Палата больницы Сент-Антуан шла кругом, шла кругом, а Долорес нежно держала тебя за руку, и вместе с палатой вертелась вокруг тебя, сияющая и невесомая, и смотрела на тебя с выражением взрослой, зрелой любви, какого ты у нее дотоле никогда еще не видал. Обрывки древних молитв вставали в памяти и рассыпались, — руины забытых грез! — Христос и Чанго сливались в один образ. Благодатный Иисус — Царь земной и небесный, Сладчайшее Сердце Первых Пятниц каждого месяца, поклонение Алтарному таинству в «святой час» причащения перепутались с Индисиме, Исон, Парагуао, Кенде, Йайома ритуальных церемоний негров ньяньига и обрядовых мистерий негров лукуми из Реглы: благодарю вас и обещаю избегать путей зла и навечно избрать себе прибежищем Ваши Божественные Чресла, и да помогут Они мне любить Вас до последнего моего вздоха, и да будет так, ибо даруется отпущение грехов трехсотдневное, если же поименованный раб божий молился усердно и сверх того исповедовался и причащался или хотя бы мысленно раскаивался в прегрешениях, — даруется отпущение полное, и да произнесет раб божий святейшее имя Экуэ устами, если он в силах, если же нет — в сердце своем, и пусть смиренно приимет смерть из руки Господа во искупление грехов своих. Голова у тебя разламывалась от боли, тело разламывалось от боли, и фантасмагория крутящейся вокруг тебя общей палаты предрекала удел, уготованный тебе приговором судьбы: ты умрешь вдали от родины, вдали от мрачной фаланги населяющих ее рабов, умрешь среди моря человеческих страданий, сполна заплатив за все зло, содеянное другими и самим тобой.

Умирали одинокие старики, и в последний час возле них не было близких, стонали рабочие, искалеченные машинами, на которых они работали, громко жаловались на непонятном тебе языке арабы и негры — allah yaouddi[178], — и все вместе они указывали путь, по которому ты когда-нибудь должен будешь пройти, если хочешь чистым вернуть земле то, что принадлежит ей по праву. Только в них и у них, в том темном безвестном мире, где живут они, обретешь ты спасение, точно так же, как ты инстинктивно, никем не наставляемый и строгий к себе, искал у них тепла и любви, отвергая шаг за шагом все, что получил незаслуженно: привилегии и удобства жизни, которыми с детских лет пытались подкупить тебя близкие. Нагота — вот что было богатством. Добродетельное негодование родных — вот что было величайшим даром. А пропасть, разделившая вас, для тебя — дорога к свободе.

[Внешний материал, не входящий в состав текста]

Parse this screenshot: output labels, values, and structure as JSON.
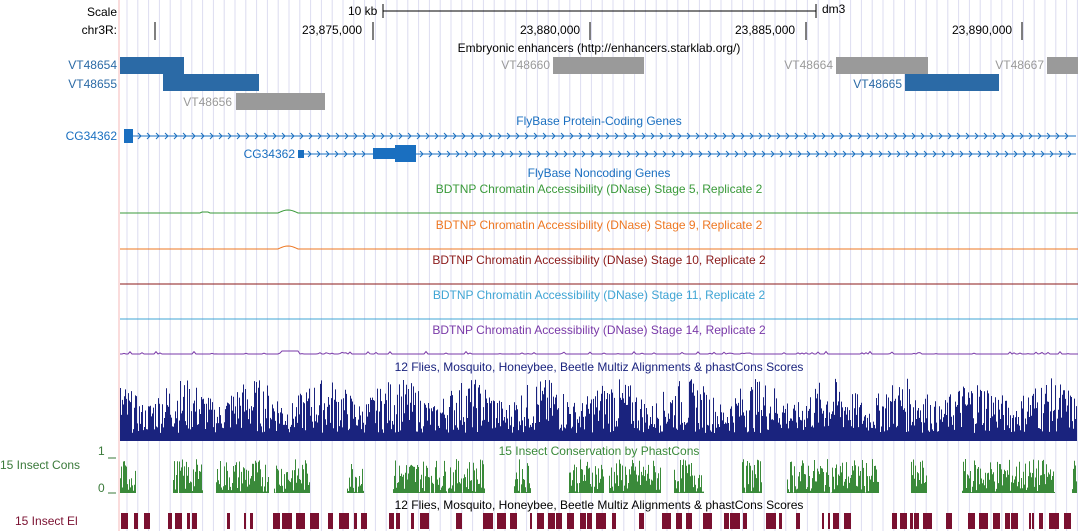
{
  "ruler": {
    "scale_label": "Scale",
    "chrom_label": "chr3R:",
    "scale_bar_label": "10 kb",
    "assembly": "dm3",
    "positions": [
      "23,875,000",
      "23,880,000",
      "23,885,000",
      "23,890,000"
    ]
  },
  "tracks": {
    "enhancers": {
      "title": "Embryonic enhancers (http://enhancers.starklab.org/)",
      "items": [
        {
          "name": "VT48654",
          "start": 120,
          "end": 184,
          "color": "#2b6aa6",
          "label_color": "#2b6aa6"
        },
        {
          "name": "VT48655",
          "start": 163,
          "end": 259,
          "color": "#2b6aa6",
          "label_color": "#2b6aa6"
        },
        {
          "name": "VT48656",
          "start": 236,
          "end": 325,
          "color": "#9a9a9a",
          "label_color": "#9a9a9a"
        },
        {
          "name": "VT48660",
          "start": 553,
          "end": 644,
          "color": "#9a9a9a",
          "label_color": "#9a9a9a"
        },
        {
          "name": "VT48664",
          "start": 836,
          "end": 928,
          "color": "#9a9a9a",
          "label_color": "#9a9a9a"
        },
        {
          "name": "VT48665",
          "start": 905,
          "end": 999,
          "color": "#2b6aa6",
          "label_color": "#2b6aa6"
        },
        {
          "name": "VT48667",
          "start": 1047,
          "end": 1078,
          "color": "#9a9a9a",
          "label_color": "#9a9a9a"
        }
      ]
    },
    "protein_coding": {
      "title": "FlyBase Protein-Coding Genes",
      "color": "#1a6fc0",
      "genes": [
        {
          "name": "CG34362"
        },
        {
          "name": "CG34362"
        }
      ]
    },
    "noncoding": {
      "title": "FlyBase Noncoding Genes",
      "color": "#1a6fc0"
    },
    "dnase": [
      {
        "title": "BDTNP Chromatin Accessibility (DNase) Stage 5, Replicate 2",
        "color": "#3a9a3a"
      },
      {
        "title": "BDTNP Chromatin Accessibility (DNase) Stage 9, Replicate 2",
        "color": "#ee7722"
      },
      {
        "title": "BDTNP Chromatin Accessibility (DNase) Stage 10, Replicate 2",
        "color": "#8b1a1a"
      },
      {
        "title": "BDTNP Chromatin Accessibility (DNase) Stage 11, Replicate 2",
        "color": "#3fa5d4"
      },
      {
        "title": "BDTNP Chromatin Accessibility (DNase) Stage 14, Replicate 2",
        "color": "#7a3aa8"
      }
    ],
    "multiz": {
      "title": "12 Flies, Mosquito, Honeybee, Beetle Multiz Alignments & phastCons Scores",
      "color": "#1a237e"
    },
    "phastcons": {
      "title": "15 Insect Conservation by PhastCons",
      "side_label": "15 Insect Cons",
      "axis_max": "1",
      "axis_min": "0",
      "color": "#3a8a3a",
      "label_color": "#3a7a3a"
    },
    "elements": {
      "title": "12 Flies, Mosquito, Honeybee, Beetle Multiz Alignments & phastCons Scores",
      "side_label": "15 Insect El",
      "color": "#7a1030",
      "label_color": "#7a1030"
    }
  }
}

В какой-то больнице какого-то огромного города в долгие бессонные ночи, среди тишины, когда кашель и стоны больных и умирающих превращались для тебя в точки над «i», ты вернулся к жизни, вернулся свободным от прошлого и будущего, чужой и незнакомый самому себе, податливый, как глина для лепки; у тебя не было больше ни родины, ни дома, ни друзей, было одно только еще не совсем проясненное настоящее, — ты родился на свет тридцатидвухлетним, теперь ты был просто Альваро Мендиола, без каких бы то ни было особых примет.

Ты захлопнул атлас и стал разглядывать последний снимок, который ты сделал в Испании аппаратом «лингоф». Это было дней десять назад.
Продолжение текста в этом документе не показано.